4CMenB Breadth of Immune Response, Immunogenicity, and Safety: Results from a Phase 3 Randomized, Controlled, Observer Blind Study in Adolescents and Young Adults
posted on 2025-01-14, 00:34authored byT Nolan, C Bhusal, J Beran, M Bloch, BS Cetin, EC Dinleyici, D Dražan, S Kokko, S Koski, O Laajalahti, JM Langley, M Rämet, PC Richmond, P Silas, B Tapiero, F Tiong, M Tipton, B Ukkonen, B Ulukol, M Lattanzi, M Trapani, A Willemsen, D Toneatto, R Ackerman, R Adamovska, Eugene AthanEugene Athan, K Ayesu, D Bernard, W Byars, R Carter, B Cetin, M Chakerian, M Dalebout, F De Looze, M Dionne, P Dzongowski, R Farjo, D Finn, G Freeman, R Gottfredson, P Grubb, A Gupta, T Ince, R Jeanfreau, J Jones, J Kellner, K Kiiroja, J Langley, I Lechevin, H Mehta, S Meisalu, D Morelle, A Osowa, P Paavola, M Patel, M Pavlasek, E Pelayo, S Raulier, P Richmond, W Rok, R Rouhbakhsh, M Sadarangani, Y Sanchez, M Schear, J Scott, I Seppä, W Simon, M Spaziererova, J Staben, J Surber, ML Vachon, N Vale, D Wauters, J Zemanek
Abstract
Background
Meningococcal serogroup B (MenB) strains are highly diverse.

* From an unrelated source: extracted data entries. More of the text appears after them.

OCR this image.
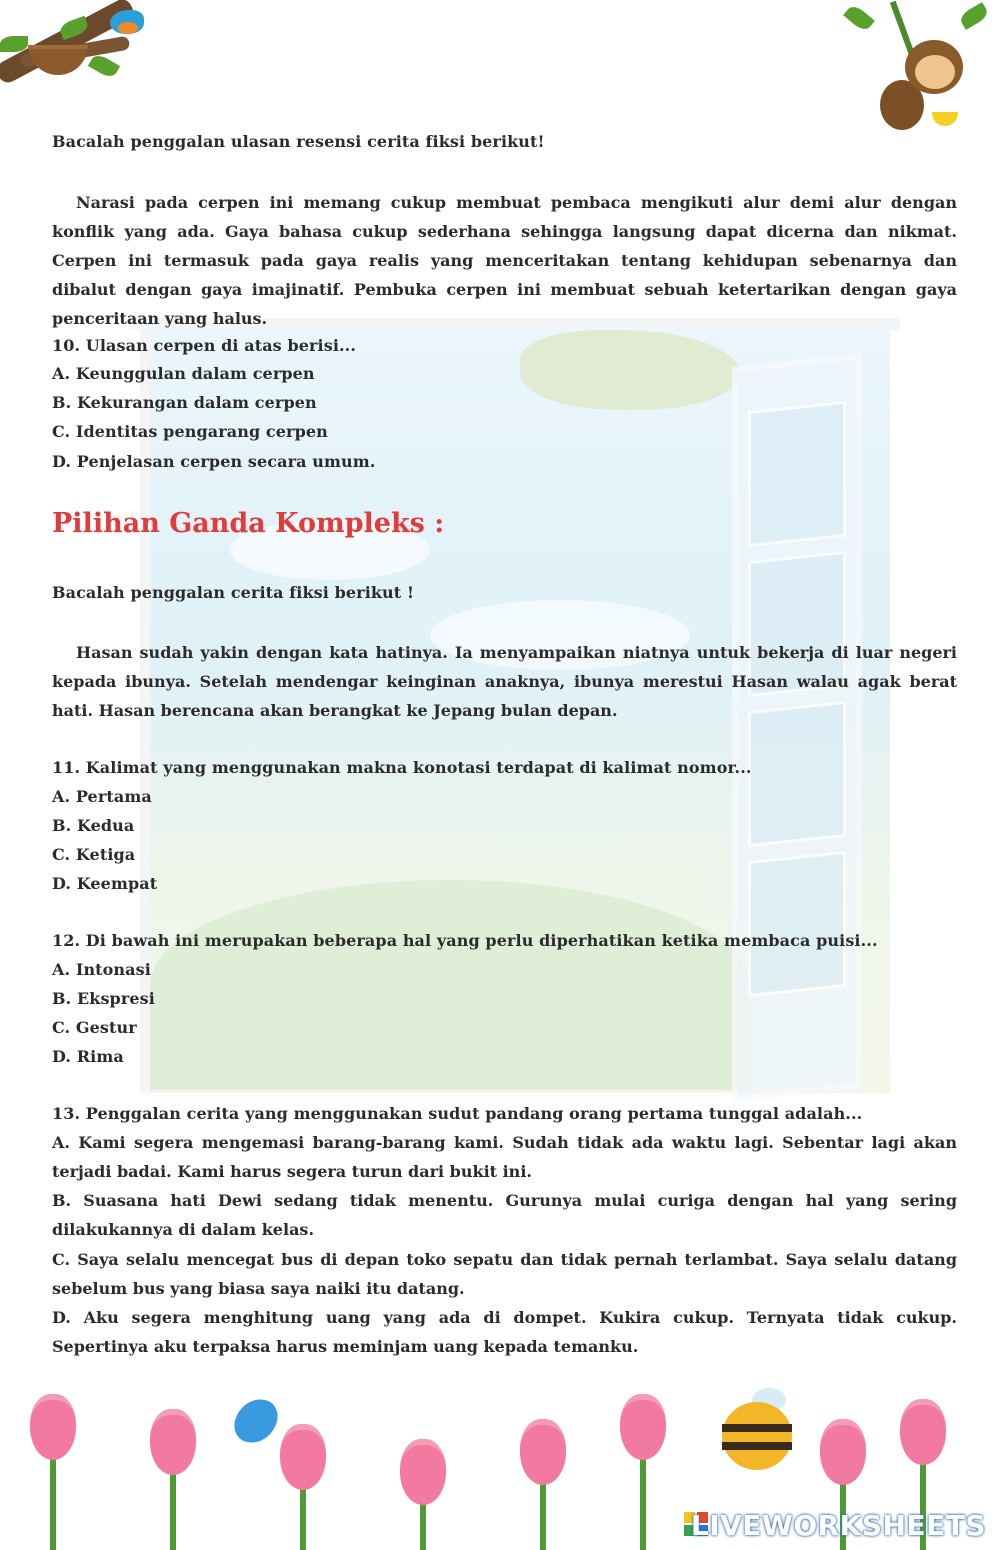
Bacalah penggalan ulasan resensi cerita fiksi berikut!
Narasi pada cerpen ini memang cukup membuat pembaca mengikuti alur demi alur dengan konflik yang ada. Gaya bahasa cukup sederhana sehingga langsung dapat dicerna dan nikmat. Cerpen ini termasuk pada gaya realis yang menceritakan tentang kehidupan sebenarnya dan dibalut dengan gaya imajinatif. Pembuka cerpen ini membuat sebuah ketertarikan dengan gaya penceritaan yang halus.
10. Ulasan cerpen di atas berisi...
A. Keunggulan dalam cerpen
B. Kekurangan dalam cerpen
C. Identitas pengarang cerpen
D. Penjelasan cerpen secara umum.
Pilihan Ganda Kompleks :
Bacalah penggalan cerita fiksi berikut !
Hasan sudah yakin dengan kata hatinya. Ia menyampaikan niatnya untuk bekerja di luar negeri kepada ibunya. Setelah mendengar keinginan anaknya, ibunya merestui Hasan walau agak berat hati. Hasan berencana akan berangkat ke Jepang bulan depan.
11. Kalimat yang menggunakan makna konotasi terdapat di kalimat nomor...
A. Pertama
B. Kedua
C. Ketiga
D. Keempat
12. Di bawah ini merupakan beberapa hal yang perlu diperhatikan ketika membaca puisi...
A. Intonasi
B. Ekspresi
C. Gestur
D. Rima
13. Penggalan cerita yang menggunakan sudut pandang orang pertama tunggal adalah...
A. Kami segera mengemasi barang-barang kami. Sudah tidak ada waktu lagi. Sebentar lagi akan terjadi badai. Kami harus segera turun dari bukit ini.
B. Suasana hati Dewi sedang tidak menentu. Gurunya mulai curiga dengan hal yang sering dilakukannya di dalam kelas.
C. Saya selalu mencegat bus di depan toko sepatu dan tidak pernah terlambat. Saya selalu datang sebelum bus yang biasa saya naiki itu datang.
D. Aku segera menghitung uang yang ada di dompet. Kukira cukup. Ternyata tidak cukup. Sepertinya aku terpaksa harus meminjam uang kepada temanku.
LIVEWORKSHEETS
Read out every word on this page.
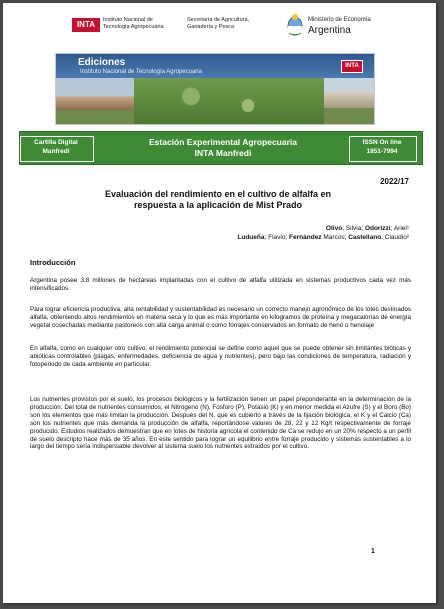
INTA	Instituto Nacional de
Tecnología Agropecuaria
Secretaría de Agricultura,
Ganadería y Pesca
Ministerio de Economía
Argentina
Ediciones
Instituto Nacional de Tecnología Agropecuaria
INTA
Cartilla Digital
Manfredi
Estación Experimental Agropecuaria
INTA Manfredi
ISSN On line
1851-7994
2022/17
Evaluación del rendimiento en el cultivo de alfalfa en
respuesta a la aplicación de Mist Prado
Olivo, Silvia; Odorizzi; Ariel¹
Ludueña; Flavio; Fernández Marcos; Castellano, Claudio²
Introducción

Argentina posee 3.8 millones de hectáreas implantadas con el cultivo de alfalfa utilizada en sistemas productivos cada vez más intensificados.

Para lograr eficiencia productiva, alta rentabilidad y sustentabilidad es necesario un correcto manejo agronómico de los lotes destinados alfalfa, obteniendo altos rendimientos en materia seca y lo que es más importante en kilogramos de proteína y megacalorías de energía vegetal cosechadas mediante pastoreos con alta carga animal o como forrajes conservados en formato de heno o henolaje

En alfalfa, como en cualquier otro cultivo, el rendimiento potencial se define como aquel que se puede obtener sin limitantes bióticas y abióticas controlables (plagas, enfermedades, deficiencia de agua y nutrientes), pero bajo las condiciones de temperatura, radiación y fotoperiodo de cada ambiente en particular.

Los nutrientes provistos por el suelo, los procesos biológicos y la fertilización tienen un papel preponderante en la determinación de la producción. Del total de nutrientes consumidos, el Nitrógeno (N), Fosforo (P), Potasio (K) y en menor medida el Azufre (S) y el Boro (Bo) son los elementos que más limitan la producción. Después del N, que es cubierto a través de la fijación biológica, el K y el Calcio (Ca) son los nutrientes que más demanda la producción de alfalfa, reportándose valores de 28, 22 y 12 Kg/t respectivamente de forraje producido. Estudios realizados demuestran que en lotes de historia agrícola el contenido de Ca se redujo en un 20% respecto a un perfil de suelo descripto hace más de 35 años. En este sentido para lograr un equilibrio entre forraje producido y sistemas sustentables a lo largo del tiempo sería indispensable devolver al sistema suelo los nutrientes extraídos por el cultivo.

1
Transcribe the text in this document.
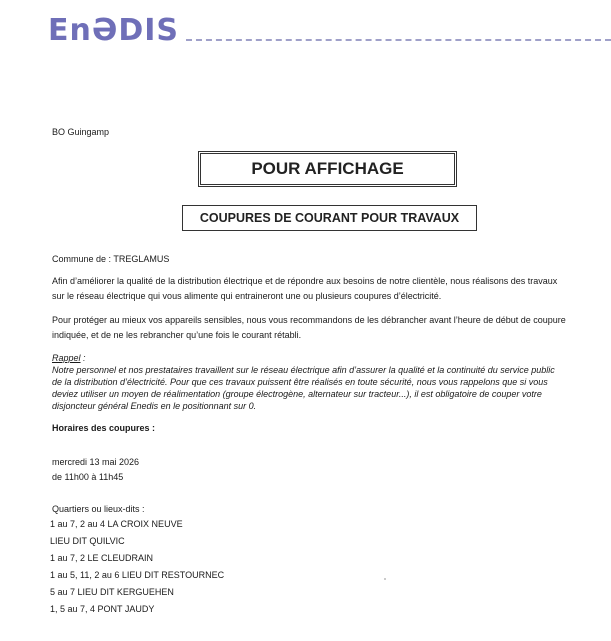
EnƏDIS
BO Guingamp
POUR AFFICHAGE
COUPURES DE COURANT POUR TRAVAUX
Commune de : TREGLAMUS
Afin d’améliorer la qualité de la distribution électrique et de répondre aux besoins de notre clientèle, nous réalisons des travaux
sur le réseau électrique qui vous alimente qui entraineront une ou plusieurs coupures d’électricité.
Pour protéger au mieux vos appareils sensibles, nous vous recommandons de les débrancher avant l’heure de début de coupure
indiquée, et de ne les rebrancher qu’une fois le courant rétabli.
Rappel :
Notre personnel et nos prestataires travaillent sur le réseau électrique afin d’assurer la qualité et la continuité du service public
de la distribution d’électricité. Pour que ces travaux puissent être réalisés en toute sécurité, nous vous rappelons que si vous
deviez utiliser un moyen de réalimentation (groupe électrogène, alternateur sur tracteur...), il est obligatoire de couper votre
disjoncteur général Enedis en le positionnant sur 0.
Horaires des coupures :
mercredi 13 mai 2026
de 11h00 à 11h45
Quartiers ou lieux-dits :
1 au 7, 2 au 4 LA CROIX NEUVE
LIEU DIT QUILVIC
1 au 7, 2 LE CLEUDRAIN
1 au 5, 11, 2 au 6 LIEU DIT RESTOURNEC
5 au 7 LIEU DIT KERGUEHEN
1, 5 au 7, 4 PONT JAUDY
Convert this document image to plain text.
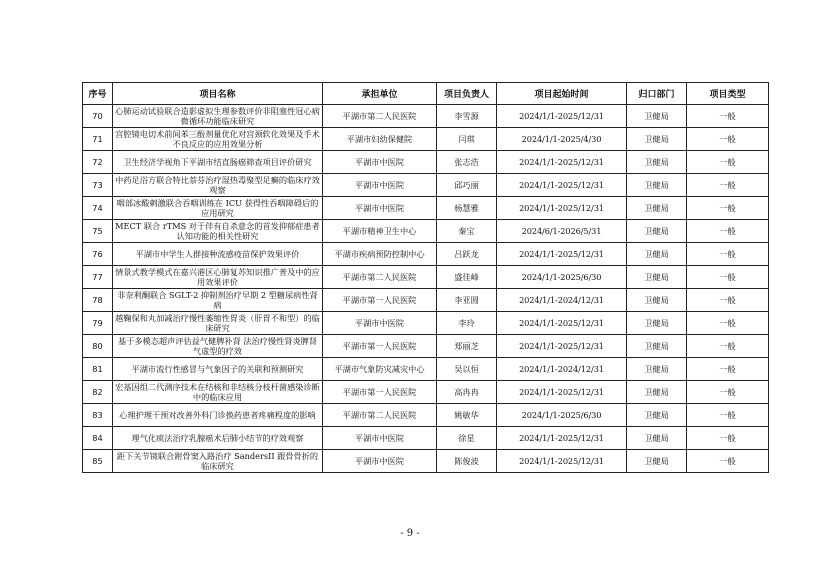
序号	项目名称	承担单位	项目负责人	项目起始时间	归口部门	项目类型
70	心肺运动试验联合造影虚拟生理参数评价非阻塞性冠心病微循环功能临床研究	平湖市第二人民医院	李雪源	2024/1/1-2025/12/31	卫健局	一般
71	宫腔镜电切术前间苯三酚剂量优化对宫颈软化效果及手术不良反应的应用效果分析	平湖市妇幼保健院	闫琪	2024/1/1-2025/4/30	卫健局	一般
72	卫生经济学视角下平湖市结直肠癌筛查项目评价研究	平湖市中医院	张志浩	2024/1/1-2025/12/31	卫健局	一般
73	中药足浴方联合特比萘芬治疗湿热毒聚型足癣的临床疗效观察	平湖市中医院	邱巧丽	2024/1/1-2025/12/31	卫健局	一般
74	咽部冰酸刺激联合吞咽训练在 ICU 获得性吞咽障碍后的应用研究	平湖市中医院	杨慧雅	2024/1/1-2025/12/31	卫健局	一般
75	MECT 联合 rTMS 对于伴有自杀意念的首发抑郁症患者认知功能的相关性研究	平湖市精神卫生中心	秦宝	2024/6/1-2026/5/31	卫健局	一般
76	平湖市中学生人群接种流感疫苗保护效果评价	平湖市疾病预防控制中心	吕跃龙	2024/1/1-2025/12/31	卫健局	一般
77	情景式教学模式在嘉兴港区心肺复苏知识推广普及中的应用效果评价	平湖市第二人民医院	盛佳峰	2024/1/1-2025/6/30	卫健局	一般
78	非奈利酮联合 SGLT-2 抑制剂治疗早期 2 型糖尿病性肾病	平湖市第一人民医院	李亚圆	2024/1/1-2024/12/31	卫健局	一般
79	越鞠保和丸加减治疗慢性萎缩性胃炎（肝胃不和型）的临床研究	平湖市中医院	李玲	2024/1/1-2025/12/31	卫健局	一般
80	基于多模态超声评估益气健脾补肾 法治疗慢性肾炎脾肾气虚型的疗效	平湖市第一人民医院	郑丽芝	2024/1/1-2025/12/31	卫健局	一般
81	平湖市流行性感冒与气象因子的关联和预测研究	平湖市气象防灾减灾中心	吴以恒	2024/1/1-2024/12/31	卫健局	一般
82	宏基因组二代测序技术在结核和非结核分枝杆菌感染诊断中的临床应用	平湖市第一人民医院	高冉冉	2024/1/1-2025/12/31	卫健局	一般
83	心理护理干预对改善外科门诊换药患者疼痛程度的影响	平湖市第二人民医院	姚敏华	2024/1/1-2025/6/30	卫健局	一般
84	理气化痰法治疗乳腺癌术后肺小结节的疗效观察	平湖市中医院	徐星	2024/1/1-2025/12/31	卫健局	一般
85	距下关节镜联合跗骨窦入路治疗 SandersII 跟骨骨折的临床研究	平湖市中医院	陈俊波	2024/1/1-2025/12/31	卫健局	一般
- 9 -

Breadth of immune response for the MenB vaccine, 4CMenB, administered at 0–2, 0–6, or 0–2–6 months, was demonstrated by endogenous complement-human serum bactericidal antibody (enc-hSBA) assay against an epidemiologically relevant panel of 110 MenB strains.
Methods
In a phase 3 trial, 3651 healthy 10- to 25-year-old participants were randomized 5:5:9:1 to receive 4CMenB (0–6 schedule), 4CMenB (0–2–6 schedule), investigational MenABCWY vaccine, or control MenACWY-CRM vaccine. The primary objectives were to evaluate safety and demonstrate breadth of immune response by enc-hSBA assay against the MenB strain panel using test-based (percentage of samples without bactericidal activity against strains after 4CMenB vs control vaccination) and responder-based (percentage of participants whose postvaccination sera kill ≥70% strains) approaches. Success was demonstrated with 2-sided 97.5% confidence interval (CI) lower limit >65%. Immunogenicity was assessed by traditional hSBA assay against four indicator strains.
Results
Breadth of immune response (test-based) was 78.7% (97.5% CI, 77.2–80.1), 81.8% (80.4–83.1), 83.2% (81.9–84.4) for the 0–2, 0–6, and 0–2–6 schedules, respectively, and (responder-based) 84.8% (81.8–87.5), 89.8% (87.2–92.0), and 93.4% (91.2–95.2), respectively. No clinically relevant differences in immunogenicity were observed across schedules. 4CMenB was well tolerated.
Conclusions
The 2-dose (0–2, 0–6) 4CMenB schedules met predefined criteria for success for both breadth of immune response endpoints against a diverse MenB strain panel, had comparable immunogenicity, and safety in line with the established 4CMenB safety profile. The 3-dose schedule provided no additional immunological benefit, supporting use of the 4CMenB 0–2 schedule.